Asked if he’s ever testified for or advised a plaintiff, Lewinski said no.

“I’m not naive enough to think that every cop tells the truth,” Lewinski said. “But when you get some factors that have consistency across the profession, or across other professions, like the medical field, or trains, or airlines, it tells you something. We know that these are decisions that have to be made very quickly or things go to hell very quickly.

“Lawyers will almost always point to training so they can get into the city or county’s deep pockets,” he said. “They’re not interested in human performance errors.”

Mike Haddad, a lawyer who represented the family of an undercover police officer shot by other officers told a website in Lewinski’s home state of Minnesota“The thing about Lewinski is that the opinions he gives are so speculative, and his justifications for them are so flimsy, that you can spin them around and use them to argue the opposite of what he’s saying.”

In the Bates case, the reserve deputy was allegedly passed through the system despite not being trained.

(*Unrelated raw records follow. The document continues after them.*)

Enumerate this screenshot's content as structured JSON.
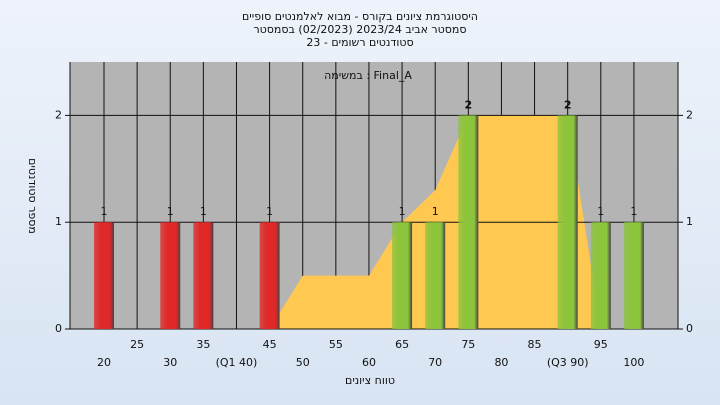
{
  "chart_data": {
    "type": "bar",
    "title": [
      "היסטוגרמת ציונים בקורס - מבוא לאלמנטים סופיים",
      "סמסטר אביב 2023/24  (02/2023)  בסמסטר",
      "סטודנטים רשומים - 23"
    ],
    "annotation": "Final_A : במשימה",
    "xlabel": "טווח ציונים",
    "ylabel": "מספר סטודנטים",
    "categories": [
      "20",
      "25",
      "30",
      "35",
      "(Q1 40)",
      "45",
      "50",
      "55",
      "60",
      "65",
      "70",
      "75",
      "80",
      "85",
      "(Q3 90)",
      "95",
      "100"
    ],
    "values": [
      1,
      0,
      1,
      1,
      0,
      1,
      0,
      0,
      0,
      1,
      1,
      2,
      0,
      0,
      2,
      1,
      1
    ],
    "colors": [
      "#e02828",
      "#e02828",
      "#e02828",
      "#e02828",
      "#e02828",
      "#e02828",
      "#e02828",
      "#e02828",
      "#e02828",
      "#8cc43c",
      "#8cc43c",
      "#8cc43c",
      "#8cc43c",
      "#8cc43c",
      "#8cc43c",
      "#8cc43c",
      "#8cc43c"
    ],
    "area": {
      "color": "#ffc850",
      "values": [
        null,
        null,
        null,
        null,
        null,
        0,
        0.5,
        0.5,
        0.5,
        1,
        1.3,
        2,
        2,
        2,
        2,
        0,
        null
      ]
    },
    "ylim": [
      0,
      2.5
    ],
    "yticks": [
      0,
      1,
      2
    ],
    "grid": true
  }
}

An Internal Affairs document from 2009 had statements from a number of supervisors who raised concerns about Bates’ lack of training and “scary” operations in the field.

“The public has seen the IA file, so to say that (the county) has been targeted in this case for money is illogical,” Tulsa attorney Dan Smolen said. Smolen represents Harris’ family in a civil wrongful death lawsuit.

“With respect to Bates, there was clearly a lack of training, and not just that, there was deliberate indifference to that lack of training,” Smolen said. “With respect to training and use of force, it’s a case of extreme indifference. You have a sheriff who knows (Bates) is not trained, and actively takes steps to not train him.”